Wednesday, December 01, 2004

Lou Reed Bleeps

I stopped by Lou Reed's website and saw this:

Lou Recommends:
What the Bleep Do We Know
Brother Ray by Ray Charles and David Ritz
Chronicles, Vol.1 by Bob Dylan
Jimmy Scott: If You Only Knew

I haven't heard anything about this Bleep business, so I did a little research. Here's what Roger Ebert had to say about the movie:

Among the experts on the screen, I wrote, "only one seemed to make perfect sense to me. This was a pretty, plumpish blond woman with clear blue eyes, who looked the camera straight in the eye, seemed wise and sane, and said that although the questions might be physical, the answers were likely to be metaphysical. Since we can't by definition understand life and the world, we might as well choose a useful way of pretending to."

This woman, I later learned, was the psychic JZ Knight, who channels a 35,000-year-old mystical sage from the lost continent of Atlantis. Still later, a letter to the Answer Man from an actual physicist, Rubin Safaya, informed me: "The individuals who are quoted are pretty far from qualified experts on the field of quantum mechanics."

The film is what it is, a group of people trying to explain the nature of reality. The confusion comes if you think they are discussing physics, when in fact they are discussing metaphysics. There is nothing wrong with having a belief system and using it to fashion your worldview; the error comes in ascribing scientific truth to what is by definition a matter of faith.

The argument between Darwinians and Creationists is similar: Darwinians use science, Creationists use faith. "Creationist science" is laughed at by reputable scientists because it tries to use its easily refuted "science" to explain a belief that grows from and depends entirely on faith. By the same token, although the Ramtha School may indeed have valuable insights into the nature of reality, it is misleading to present them as science.
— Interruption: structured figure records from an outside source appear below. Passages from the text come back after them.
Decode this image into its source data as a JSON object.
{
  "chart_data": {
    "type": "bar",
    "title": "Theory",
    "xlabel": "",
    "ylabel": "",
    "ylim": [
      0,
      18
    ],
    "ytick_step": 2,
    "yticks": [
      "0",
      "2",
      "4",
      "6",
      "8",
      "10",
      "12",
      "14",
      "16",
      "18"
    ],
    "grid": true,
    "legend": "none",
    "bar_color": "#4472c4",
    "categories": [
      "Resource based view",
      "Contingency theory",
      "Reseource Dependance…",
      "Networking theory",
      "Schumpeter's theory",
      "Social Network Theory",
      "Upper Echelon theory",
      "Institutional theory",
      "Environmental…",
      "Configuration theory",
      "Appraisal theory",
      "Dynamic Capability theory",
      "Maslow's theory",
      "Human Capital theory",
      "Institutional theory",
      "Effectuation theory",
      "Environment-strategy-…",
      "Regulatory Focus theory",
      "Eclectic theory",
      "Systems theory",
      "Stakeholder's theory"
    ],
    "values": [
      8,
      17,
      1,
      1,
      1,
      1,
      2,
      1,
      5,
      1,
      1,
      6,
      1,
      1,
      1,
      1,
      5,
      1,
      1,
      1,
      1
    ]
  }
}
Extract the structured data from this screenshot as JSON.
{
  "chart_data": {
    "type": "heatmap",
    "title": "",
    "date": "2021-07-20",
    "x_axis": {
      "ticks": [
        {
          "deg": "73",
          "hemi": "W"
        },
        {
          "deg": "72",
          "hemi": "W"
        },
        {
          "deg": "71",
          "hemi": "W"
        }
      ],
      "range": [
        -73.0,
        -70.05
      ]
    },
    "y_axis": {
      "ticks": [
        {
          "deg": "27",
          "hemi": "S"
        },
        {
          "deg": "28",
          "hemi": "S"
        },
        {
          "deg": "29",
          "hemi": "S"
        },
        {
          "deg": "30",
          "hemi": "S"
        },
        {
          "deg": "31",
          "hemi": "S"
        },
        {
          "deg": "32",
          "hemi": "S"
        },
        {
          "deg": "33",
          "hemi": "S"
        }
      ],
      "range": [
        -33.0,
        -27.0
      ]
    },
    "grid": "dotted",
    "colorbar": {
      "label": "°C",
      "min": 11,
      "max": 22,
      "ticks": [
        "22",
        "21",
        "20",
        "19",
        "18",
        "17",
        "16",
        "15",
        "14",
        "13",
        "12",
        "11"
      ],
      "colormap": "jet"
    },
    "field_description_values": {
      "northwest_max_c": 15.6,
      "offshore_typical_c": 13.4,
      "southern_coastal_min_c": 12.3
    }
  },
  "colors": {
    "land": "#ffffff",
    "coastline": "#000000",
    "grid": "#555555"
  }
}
So that's what Mr. Ebert had to say.

Go here for more bleep stuff. While you're there, you can find out how to "spend a day with the Seattle IONS Community and Dr. Fred Alan Wolf! Using the basic principles of physics as outlined in his new book, "The Yoga of Time Travel," you will see how your experiences in time are created from a sub-space time realm."

None of this makes any sense to me, but one has to defer to the judgment of the Advanced.